Semantic Compositions Enhance Vision-Language Contrastive Learning
Maxwell Aladago, Lorenzo Torresani, Soroush Vosoughi
TL;DR
The paper addresses data-efficiency in vision-language pretraining by introducing CLIP-$\mathcal{C}$, a simple yet effective method that creates semantically composite image-caption pairs during CLIP pretraining. By blending captions (via concatenation with "and") and combining center-half crops from two images, sampled with rate $\rho$, CLIP-$\mathcal{C}$ provides richer semantic supervision without extra parameters or computational cost. Across CC3M, CC12M, and RedCaps, the approach yields notable gains in zero-shot image classification and cross-modal retrieval, with especially strong benefits in low-data settings, and maintains competitive linear probing performance. Extensive ablations confirm that semantic content in compositions, dynamic sampling, and the center-half image composition are key to the improvements, while alternative augmentation strategies and fixed pairings are less effective.

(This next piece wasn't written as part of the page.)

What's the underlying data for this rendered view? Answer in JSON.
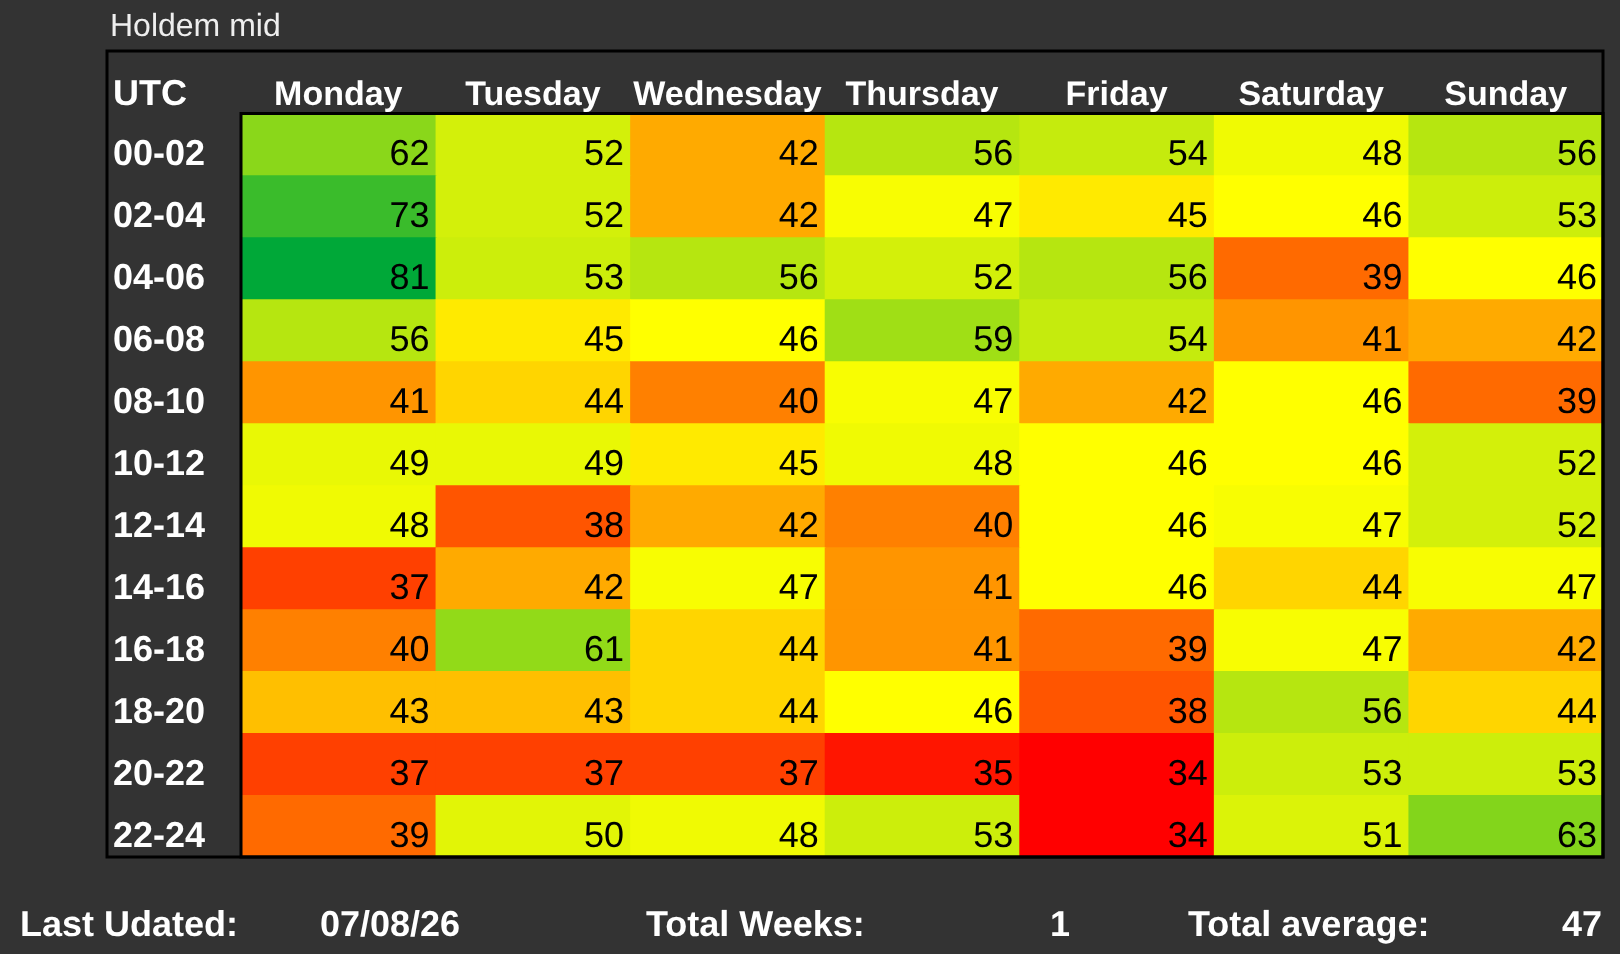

Overall, CLIP-$\mathcal{C}$ offers a scalable, data-efficient enhancement for vision-language models and is particularly promising for domains with limited paired data.
Abstract
In the field of vision-language contrastive learning, models such as CLIP capitalize on matched image-caption pairs as positive examples and leverage within-batch non-matching pairs as negatives. This approach has led to remarkable outcomes in zero-shot image classification, cross-modal retrieval, and linear evaluation tasks. We show that the zero-shot classification and retrieval capabilities of CLIP-like models can be improved significantly through the introduction of semantically composite examples during pretraining. Inspired by CutMix in vision categorization, we create semantically composite image-caption pairs by merging elements from two distinct instances in the dataset via a novel procedure. Our method fuses the captions and blends 50% of each image to form a new composite sample. This simple technique (termed CLIP-C for CLIP Compositions), devoid of any additional computational overhead or increase in model parameters, significantly improves zero-shot image classification and cross-modal retrieval. The benefits of CLIP-C are particularly pronounced in settings with relatively limited pretraining data.